The Ministry of Electronics and Information Technology (MEITY) has released a report on development of AI Governance guidelines. The subcommittee’s report has proposed a comprehensive AI governance framework, recommending a whole-of-government approach to managing AI development and deployment. This includes the establishment of an empowered mechanism, an Inter-Ministerial AI Coordination Committee, to streamline AI policy and regulations. MeitY has released the report for public consultation, with a window for comments open till January 27.

The report emphasizes that the AI Coordination Committee should be a permanent body that coordinates efforts across various national authorities and institutions involved in AI governance. This approach is designed to create a unified roadmap and address the complexities of AI systems at scale.

The Committee’s role includes ensuring adequate visibility and risk assessments for AI systems, especially those developed or deployed by private entities not currently interfacing with regulators. The aim is to identify potential risks while avoiding regulatory overreach that could stifle innovation.

Regular meetings of the Committee will focus on harmonizing existing efforts, issuing joint guidance, strengthening laws, and promoting self-regulation. These actions are intended to create a policy environment that fosters responsible AI usage across multiple sectors, including healthcare, finance, and transportation.
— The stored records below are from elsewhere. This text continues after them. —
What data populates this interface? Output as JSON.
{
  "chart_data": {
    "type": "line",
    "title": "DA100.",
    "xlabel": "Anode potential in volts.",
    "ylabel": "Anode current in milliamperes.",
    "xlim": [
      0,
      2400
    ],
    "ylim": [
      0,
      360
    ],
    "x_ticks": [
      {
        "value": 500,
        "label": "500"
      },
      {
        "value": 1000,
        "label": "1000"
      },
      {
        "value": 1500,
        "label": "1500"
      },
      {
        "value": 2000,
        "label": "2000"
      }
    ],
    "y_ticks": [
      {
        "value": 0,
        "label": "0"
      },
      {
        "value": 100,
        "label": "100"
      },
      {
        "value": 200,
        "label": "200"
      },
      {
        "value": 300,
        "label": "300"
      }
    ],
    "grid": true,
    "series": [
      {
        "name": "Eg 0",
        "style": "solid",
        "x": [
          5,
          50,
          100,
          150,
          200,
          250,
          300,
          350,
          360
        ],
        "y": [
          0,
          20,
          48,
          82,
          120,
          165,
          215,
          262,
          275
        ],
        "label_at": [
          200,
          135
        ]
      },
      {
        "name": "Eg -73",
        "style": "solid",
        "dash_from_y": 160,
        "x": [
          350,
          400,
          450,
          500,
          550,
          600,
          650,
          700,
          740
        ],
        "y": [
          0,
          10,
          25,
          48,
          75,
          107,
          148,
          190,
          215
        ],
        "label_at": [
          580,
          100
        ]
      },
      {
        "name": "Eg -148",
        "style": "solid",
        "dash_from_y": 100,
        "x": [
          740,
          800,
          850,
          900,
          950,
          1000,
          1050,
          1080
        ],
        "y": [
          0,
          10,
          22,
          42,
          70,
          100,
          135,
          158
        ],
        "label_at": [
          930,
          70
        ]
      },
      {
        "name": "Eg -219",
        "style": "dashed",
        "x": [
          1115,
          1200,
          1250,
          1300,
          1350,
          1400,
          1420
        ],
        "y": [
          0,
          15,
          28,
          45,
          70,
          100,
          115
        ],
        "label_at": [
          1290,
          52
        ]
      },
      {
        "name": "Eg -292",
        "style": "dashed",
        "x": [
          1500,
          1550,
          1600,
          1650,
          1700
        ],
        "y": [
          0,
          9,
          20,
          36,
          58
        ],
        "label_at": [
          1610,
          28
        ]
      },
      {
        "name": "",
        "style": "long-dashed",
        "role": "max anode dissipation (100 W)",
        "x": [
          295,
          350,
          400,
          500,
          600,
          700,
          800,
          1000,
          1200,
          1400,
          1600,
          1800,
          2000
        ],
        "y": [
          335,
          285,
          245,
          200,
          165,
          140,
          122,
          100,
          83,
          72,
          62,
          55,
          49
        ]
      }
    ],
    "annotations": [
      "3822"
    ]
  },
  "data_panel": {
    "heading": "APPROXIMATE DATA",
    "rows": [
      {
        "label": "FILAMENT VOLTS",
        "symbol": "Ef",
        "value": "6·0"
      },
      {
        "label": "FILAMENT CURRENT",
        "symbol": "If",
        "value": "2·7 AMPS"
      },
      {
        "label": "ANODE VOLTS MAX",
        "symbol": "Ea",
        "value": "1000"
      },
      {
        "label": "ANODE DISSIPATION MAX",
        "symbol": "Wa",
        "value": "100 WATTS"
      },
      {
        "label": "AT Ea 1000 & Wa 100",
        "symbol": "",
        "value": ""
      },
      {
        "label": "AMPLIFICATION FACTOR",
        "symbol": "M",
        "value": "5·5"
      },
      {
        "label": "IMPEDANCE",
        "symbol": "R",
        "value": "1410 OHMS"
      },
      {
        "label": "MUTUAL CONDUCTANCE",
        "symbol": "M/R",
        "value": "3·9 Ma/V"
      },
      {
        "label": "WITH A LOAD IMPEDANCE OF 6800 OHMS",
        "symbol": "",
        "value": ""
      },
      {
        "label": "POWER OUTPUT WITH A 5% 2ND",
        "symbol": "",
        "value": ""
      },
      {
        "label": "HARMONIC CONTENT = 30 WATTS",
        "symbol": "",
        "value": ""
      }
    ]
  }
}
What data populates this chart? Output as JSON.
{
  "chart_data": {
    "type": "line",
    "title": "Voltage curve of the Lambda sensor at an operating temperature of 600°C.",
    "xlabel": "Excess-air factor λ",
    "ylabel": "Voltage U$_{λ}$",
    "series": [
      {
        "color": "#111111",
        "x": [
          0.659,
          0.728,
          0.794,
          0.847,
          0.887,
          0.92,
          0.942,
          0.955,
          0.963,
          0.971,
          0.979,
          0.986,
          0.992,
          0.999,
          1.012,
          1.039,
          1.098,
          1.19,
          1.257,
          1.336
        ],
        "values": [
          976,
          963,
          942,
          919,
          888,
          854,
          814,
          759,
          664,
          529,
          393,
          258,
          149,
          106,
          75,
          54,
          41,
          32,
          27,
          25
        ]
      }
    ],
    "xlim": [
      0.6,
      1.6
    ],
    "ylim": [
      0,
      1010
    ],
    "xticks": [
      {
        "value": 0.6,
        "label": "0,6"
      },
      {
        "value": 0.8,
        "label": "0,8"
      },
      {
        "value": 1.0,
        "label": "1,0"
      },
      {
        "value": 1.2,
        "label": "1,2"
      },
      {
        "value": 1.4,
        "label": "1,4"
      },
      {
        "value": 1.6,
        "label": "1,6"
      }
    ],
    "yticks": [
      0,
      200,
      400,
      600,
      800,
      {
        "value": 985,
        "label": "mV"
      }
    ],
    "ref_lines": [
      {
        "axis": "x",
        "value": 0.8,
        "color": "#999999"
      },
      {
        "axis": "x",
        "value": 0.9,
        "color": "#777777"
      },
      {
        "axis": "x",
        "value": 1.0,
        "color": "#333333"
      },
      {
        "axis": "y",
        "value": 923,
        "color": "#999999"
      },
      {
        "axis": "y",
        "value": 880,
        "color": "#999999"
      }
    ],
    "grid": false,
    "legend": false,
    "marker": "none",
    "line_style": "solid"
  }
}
The report stresses the importance of creating context-specific datasets to assess fairness and bias in AI models. The Committee is encouraged to stimulate the creation of Indian-specific datasets and sectoral data to ensure AI models are developed and evaluated responsibly.

The AI Coordination Committee is envisioned to include both official members (e.g., government officials, regulators) and non-official members (e.g., industry experts, academics). This mixed composition ensures that diverse perspectives from AI developers, data providers, and end-users are integrated into policy and regulatory discussions.

Other key recommendations:

– To develop a systems-level understanding of India’s AI ecosystem, MeitY should establish, and administratively house, a Technical Secretariat to serve as a technical advisory body and coordination focal point for the Committee/Group.

– To build evidence on actual risks and to inform harm mitigation, the Technical Secretariat should establish, house, and operate an AI incident database as a repository of problems experienced in the real world that should guide responses to mitigate or avoid repeated bad outcomes.

– To enhance transparency and governance across the AI ecosystem, the Technical Secretariat should engage the industry to drive voluntary commitments on transparency across the overall AI ecosystem and on baseline commitments for high capability/widely deployed systems.

– The Technical Secretariat should examine the suitability of technological measures to address AI related risks.

– Form a sub-group to work with MEITY to suggest specific measures that may be considered under the proposed legislation like Digital India Act (DIA) to strengthen and harmonise the legal framework, regulatory and technical capacity and the adjudicatory set-up for the digital industries to ensure effective grievance redressal and ease of doing business.

The committee’s report concluded that regulation should aim to minimise the risk of harm. “Even enabling innovation is a minimisation of harm as people may not be able to innovate due to lack of clarity or gap in law. Therefore, harm mitigation should be the core regulatory principle while operationalising the seven principles discussed in this report.”

It added, “The question – to regulate the “technology” or an “application,” can only be answered in the context of the above core principle and the answer will continue to evolve based what is needed to be done to minimise the risk of harm. Regulation controls the behaviour of people by calling out what is permissible and/ or not permissible and penalising deviation from the desired behaviour. Regulation imposes costs on everyone. Therefore, the risk of harm has to be real and specific for a discussion on regulation and for regulation to be useful.”